Por Antonio Saturnino

Olá galera!!! Hoje eu invado o espaço de artes para bater mais um papo com vocês.

Desde o início da semana, quando eu soube que ocuparia este espaço hoje, fiquei pensando sobre que Mostra eu escreveria. A inspiração só me veio ontem, quando saia de casa para trabalhar e passei pelo monumento do “14 Bis”, na zona norte da capital. A réplica do invento de Santos Dumont, exposta a céu aberto no Campo de Bagatelle, me fez pensar sobre todas as outras obras de arte que estão espalhadas pelos passeios, praças e parques de São Paulo. Basta andar pela cidade para estar em uma exposição e apreciar belas criações.

Vamos então abordar algumas dessas obras que talvez estejam pelo seu caminho e nunca receberam a devida atenção.
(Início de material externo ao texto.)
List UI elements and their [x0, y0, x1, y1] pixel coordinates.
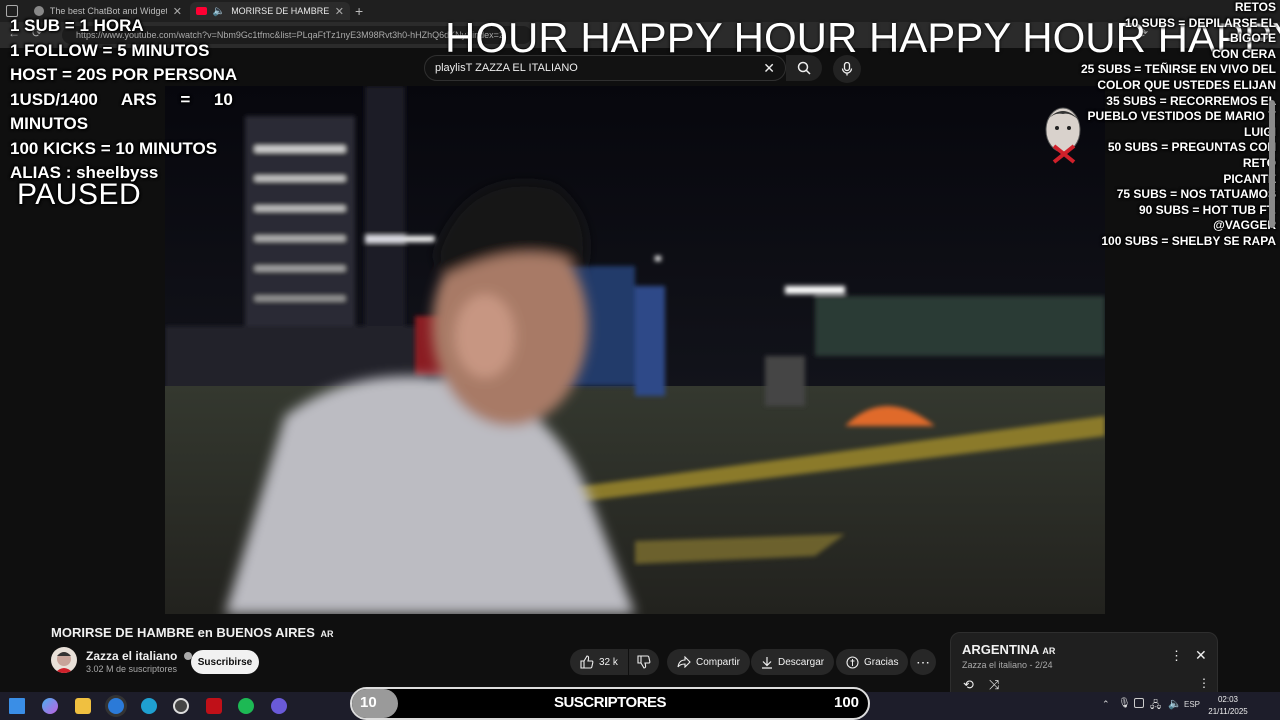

É impossível andar pela Praça da Sé sem reparar no abandono do espaço e a triste situação das pessoas em situação de rua que ficam por ali. Olhando por outra perspectiva, é um jardim repleto de arte. Lá está permanentemente exposto o monumento Marco Zero, de Jean-Gabriel Villin e Américo Neto, além de outras 16 obras de arte como uma estátua do Padre Anchieta e uma escultura em chapas de aço do austríaco Franz Weissmann. Isso sem falar na constante manifestação cultural de populares que aproveitam o espaço para mostrar o talento, são cantores, mágicos, mímicos, palhaços e até pastores (eles são tão criativos que até podem ser considerados artistas).

De todas as obras da capital, a mais famosa e nosso cartão postal, é o Monumento às Bandeiras, mais conhecido como “Empurra-empurra” ou “Deixa que eu empurro”. Inaugurada em 1954, a criação de Victor Brecheret, o maior escultor da Semana da Arte Moderna, dá um toque especial à vista do parque do Ibirapuera. O artista tem outras obras espalhadas pela cidade, como Duque de Caxias, na Praça Princesa Isabel e Depois do Banho, no Largo do Arouche, além de outras mais em cemitérios da cidade (aliás, tirando o lado sombrio, alguns cemitérios têm belíssimos monumentos).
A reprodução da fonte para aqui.